AALS Hot Topic Panel on the Second Amendment and the Future of Heller
(Photo Credit: Nora V. Demleitner)
This past Saturday, the Center was fortunate to organize a hot topic panel discussion at the Association of American Law Schools Annual Conference in Washington, D.C. We used NYSRPA as a jumping off point to talk about open issues in Second Amendment law and scholarship. The main themes the speakers discussed were how Second Amendment rights can come into conflict with other rights, interests, or values, and how framing and rhetoric from both gun-rights advocates and gun-regulation proponents shapes constitutional law and discourse.
Darrell and I moderated, and Joseph served as a panelist along with the following scholars:
- Kate Shaw, Professor of Law, Benjamin N. Cardozo School of Law
- Timothy Zick, John Marshall Professor of Government & Citizenship and Cabell Research Professor, William & Mary Law School
- Shaundra Kellam Lewis, Professor of Law, Texas Southern University Thurgood Marshall School of Law
- Adam Winkler, Professor of Law, UCLA School of Law
- Mary Anne Franks, Professor of Law, Dean’s Distinguished Scholar, University of Miami School of Law
- Eric M. Ruben, Assistant Professor of Law, SMU Dedman School of Law
The presentation and subsequent Q&A (which featured some fantastic questions) raised a wide range of angles and issues. The discussion was substantively and methodologically diverse. Substantive topics included racial disparities in enforcement of gun laws, the use of firearms to protect speech and other civil rights, the restoration of gun rights for felons, and the constitutionality of red flag laws. Methodologically, the panelists invoked doctrine, history, and empirics. All in all, it was a deep, engaging, and informative discussion.
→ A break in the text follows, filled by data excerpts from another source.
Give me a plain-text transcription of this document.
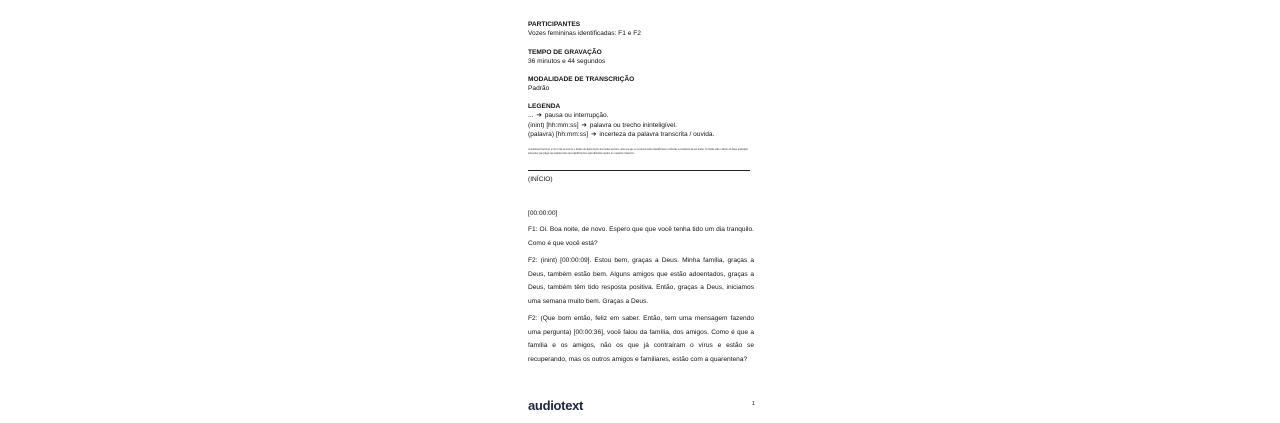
PARTICIPANTES
Vozes femininas identificadas: F1 e F2
TEMPO DE GRAVAÇÃO
36 minutos e 44 segundos
MODALIDADE DE TRANSCRIÇÃO
Padrão
LEGENDA
... ➔ pausa ou interrupção.
(inint) [hh:mm:ss] ➔ palavra ou trecho ininteligível.
(palavra) [hh:mm:ss] ➔ incerteza da palavra transcrita / ouvida.
A Audiotext Serviços e Cia. Ltda se reserva o direito de depreciação dos nomes escritos, uma vez que os locutores serão identificados conforme a pronúncia de seu nome. O cliente tem o direito de fazer quaisquer alterações que julgar necessárias tanto nas identificações aqui utilizadas quanto no conteúdo transcrito.
(INÍCIO)
[00:00:00]
F1: Oi. Boa noite, de novo. Espero que que você tenha tido um dia tranquilo. Como é que você está?
F2: (inint) [00:00:09]. Estou bem, graças a Deus. Minha família, graças a Deus, também estão bem. Alguns amigos que estão adoentados, graças a Deus, também têm tido resposta positiva. Então, graças a Deus, iniciamos uma semana muito bem. Graças a Deus.
F2: (Que bom então, feliz em saber. Então, tem uma mensagem fazendo uma pergunta) [00:00:36], você falou da família, dos amigos. Como é que a família e os amigos, não os que já contraíram o vírus e estão se recuperando, mas os outros amigos e familiares, estão com a quarentena?
audiotext	1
In prior events the Center has organized—including our works-in-progress workshop in August, our symposium in September, and programming throughout the year—we’ve been deliberate about inviting scholars with a broad view of the scope and reach of the Second Amendment, and many scholars with strongly pro-rights perspectives have agreed to participate—to the benefit of the discussion and the event. We attempted to do the same with this panel at AALS, but unfortunately none of the multiple scholars we invited were able to attend.
This is a pity, as many pertinent topics on the panel and in the Q&A raise significant gun rights issues: for example the role of municipal and county governments in asserting the Second Amendment rights of their constituents; the use of firearms as a way to empower racial minorities; and the effect of private parties (like Walmart) on gun rights and regulation. It would have made the discussion even richer to have had individuals with longstanding gun-rights commitments engage with these questions.
Our commitment is, and always has been, that thoughtful, considered perspectives from across a range of opinion is essential to building firearms law as a field of academic inquiry. This diversity of opinion will become ever more critical, as it is apparent that the issues, the scholars, and the scholarship in this area will no longer divide neatly into a binary (pro gun rights vs. pro gun regulation), but will become ever more complicated and nuanced as the doctrine and the field develops.
Our main takeaway from the event, and the comments and emails we’ve received since, is that interest in firearms law scholarship is broadening, deepening, and diversifying, which makes us even more excited about the year ahead.